In her Tuesday injunction, Mauzy said she was not issuing a stay of execution for any individual prisoner but was instead halting prison officials from “committing certain acts while conducting the executions.” She said since the agency is using a controlled substance created in a pharmacy for its executions, it must abide by state laws on drugs and pharmaceuticals.

Mauzy emphasized in a footnote that in 2019, TDCJ argued in another death row case that “challenges to an execution protocol are a civil, not a criminal law matter.”

TDCJ appealed the ruling to the Court of Criminal Appeals, the state’s highest criminal court, which tossed Mauzy’s injunction allowing Fratta’s execution to proceed.
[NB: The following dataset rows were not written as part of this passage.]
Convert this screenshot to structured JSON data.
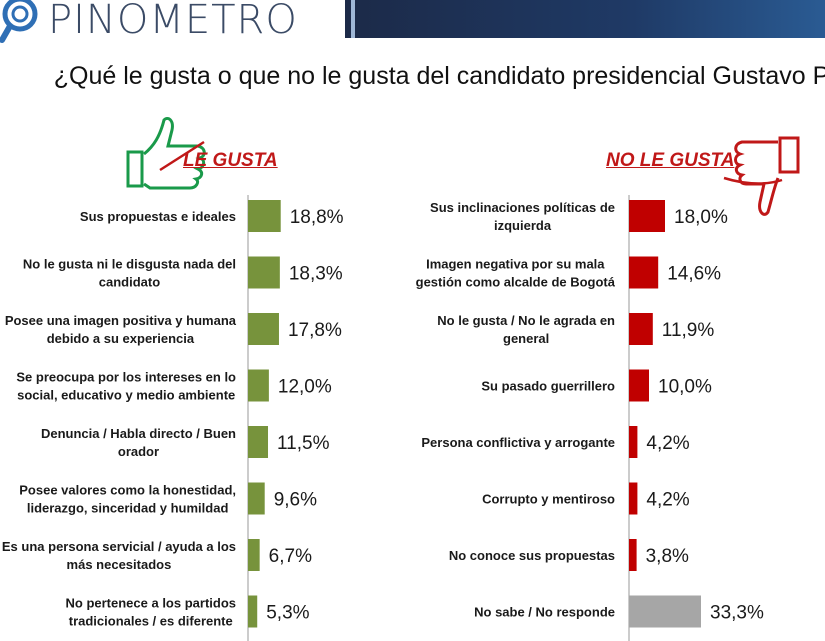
{
  "logo": {
    "text": "PINOMETRO",
    "icon": "magnifier-icon"
  },
  "title": "¿Qué le gusta o que no le gusta del candidato presidencial Gustavo Petro?",
  "headers": {
    "left": "LE GUSTA",
    "right": "NO LE GUSTA"
  },
  "colors": {
    "left_bar": "#77933c",
    "right_bar": "#c00000",
    "no_response_bar": "#a6a6a6",
    "header": "#c01818",
    "thumb_up": "#1a9a4a",
    "thumb_down": "#c01818"
  },
  "chart_data": [
    {
      "type": "bar",
      "orientation": "horizontal",
      "title": "LE GUSTA",
      "unit": "%",
      "categories": [
        [
          "Sus propuestas e ideales"
        ],
        [
          "No le gusta ni le disgusta nada del",
          "candidato"
        ],
        [
          "Posee una imagen positiva y humana",
          "debido a su experiencia"
        ],
        [
          "Se preocupa por los intereses en lo",
          "social, educativo y medio ambiente"
        ],
        [
          "Denuncia / Habla directo / Buen",
          "orador"
        ],
        [
          "Posee valores como la honestidad,",
          "liderazgo, sinceridad y humildad"
        ],
        [
          "Es una persona servicial / ayuda a los",
          "más necesitados"
        ],
        [
          "No pertenece a los partidos",
          "tradicionales / es diferente"
        ]
      ],
      "values": [
        18.8,
        18.3,
        17.8,
        12.0,
        11.5,
        9.6,
        6.7,
        5.3
      ],
      "labels": [
        "18,8%",
        "18,3%",
        "17,8%",
        "12,0%",
        "11,5%",
        "9,6%",
        "6,7%",
        "5,3%"
      ]
    },
    {
      "type": "bar",
      "orientation": "horizontal",
      "title": "NO LE GUSTA",
      "unit": "%",
      "categories": [
        [
          "Sus inclinaciones políticas de",
          "izquierda"
        ],
        [
          "Imagen negativa por su mala",
          "gestión como alcalde de Bogotá"
        ],
        [
          "No le gusta / No le agrada en",
          "general"
        ],
        [
          "Su pasado guerrillero"
        ],
        [
          "Persona conflictiva y arrogante"
        ],
        [
          "Corrupto y mentiroso"
        ],
        [
          "No conoce sus propuestas"
        ],
        [
          "No sabe / No responde"
        ]
      ],
      "values": [
        18.0,
        14.6,
        11.9,
        10.0,
        4.2,
        4.2,
        3.8,
        33.3
      ],
      "labels": [
        "18,0%",
        "14,6%",
        "11,9%",
        "10,0%",
        "4,2%",
        "4,2%",
        "3,8%",
        "33,3%"
      ]
    }
  ]
}
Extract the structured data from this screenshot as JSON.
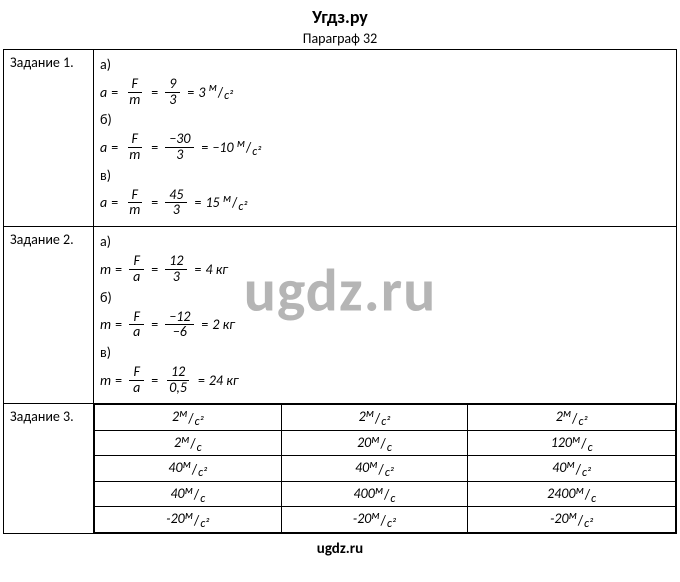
{
  "header": {
    "site": "Угдз.ру",
    "paragraph": "Параграф 32"
  },
  "watermark": "ugdz.ru",
  "footer": "ugdz.ru",
  "tasks": {
    "t1": {
      "label": "Задание 1.",
      "parts": {
        "a": {
          "letter": "а)",
          "lhs": "a",
          "var_num": "F",
          "var_den": "m",
          "num": "9",
          "den": "3",
          "result": "3",
          "unit_num": "м",
          "unit_den": "с²"
        },
        "b": {
          "letter": "б)",
          "lhs": "a",
          "var_num": "F",
          "var_den": "m",
          "num": "−30",
          "den": "3",
          "result": "−10",
          "unit_num": "м",
          "unit_den": "с²"
        },
        "v": {
          "letter": "в)",
          "lhs": "a",
          "var_num": "F",
          "var_den": "m",
          "num": "45",
          "den": "3",
          "result": "15",
          "unit_num": "м",
          "unit_den": "с²"
        }
      }
    },
    "t2": {
      "label": "Задание 2.",
      "parts": {
        "a": {
          "letter": "а)",
          "lhs": "m",
          "var_num": "F",
          "var_den": "a",
          "num": "12",
          "den": "3",
          "result": "4 кг"
        },
        "b": {
          "letter": "б)",
          "lhs": "m",
          "var_num": "F",
          "var_den": "a",
          "num": "−12",
          "den": "−6",
          "result": "2 кг"
        },
        "v": {
          "letter": "в)",
          "lhs": "m",
          "var_num": "F",
          "var_den": "a",
          "num": "12",
          "den": "0,5",
          "result": "24 кг"
        }
      }
    },
    "t3": {
      "label": "Задание 3.",
      "rows": [
        {
          "c1": {
            "val": "2",
            "un": "м",
            "ud": "с²"
          },
          "c2": {
            "val": "2",
            "un": "м",
            "ud": "с²"
          },
          "c3": {
            "val": "2",
            "un": "м",
            "ud": "с²"
          }
        },
        {
          "c1": {
            "val": "2",
            "un": "м",
            "ud": "с"
          },
          "c2": {
            "val": "20",
            "un": "м",
            "ud": "с"
          },
          "c3": {
            "val": "120",
            "un": "м",
            "ud": "с"
          }
        },
        {
          "c1": {
            "val": "40",
            "un": "м",
            "ud": "с²"
          },
          "c2": {
            "val": "40",
            "un": "м",
            "ud": "с²"
          },
          "c3": {
            "val": "40",
            "un": "м",
            "ud": "с²"
          }
        },
        {
          "c1": {
            "val": "40",
            "un": "м",
            "ud": "с"
          },
          "c2": {
            "val": "400",
            "un": "м",
            "ud": "с"
          },
          "c3": {
            "val": "2400",
            "un": "м",
            "ud": "с"
          }
        },
        {
          "c1": {
            "val": "-20",
            "un": "м",
            "ud": "с²"
          },
          "c2": {
            "val": "-20",
            "un": "м",
            "ud": "с²"
          },
          "c3": {
            "val": "-20",
            "un": "м",
            "ud": "с²"
          }
        }
      ]
    }
  }
}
Fratta’s attorneys asked the Texas Supreme Court, which handles civil matters, to intervene, but the judges declined to do so.

In legal arguments, Texas argued restrictions on pharmaceutical drugs don’t apply to executions because they’re not being used to treat someone.

“Executioners carrying out a valid death warrant are not practitioners administering drugs to a patient because they are not providing therapeutic treatment of injury, illness, or disease,” the Texas attorney general’s office said in a filing last week.

The state added that similar legal challenges to old execution drugs have failed because prisoners “failed to demonstrate how these speculative concerns show a demonstrated risk of severe pain.”

The prisoners’ attorneys argued Texas’ extension of expiration dates goes against federal standards, which cap pentobarbital’s shelf life to at most 45 days. TDCJ records show the agency’s most recent purchase of the drug was in March 2021.

The complaint also alleged the prison system tests only the sterility of its pentobarbital, not the stability. And it faulted TDCJ for testing only one vial per batch each time it wants to push back expiration dates, when the compounded drugs, mixed in a pharmacy kept secret from the public, can vary from vial to vial.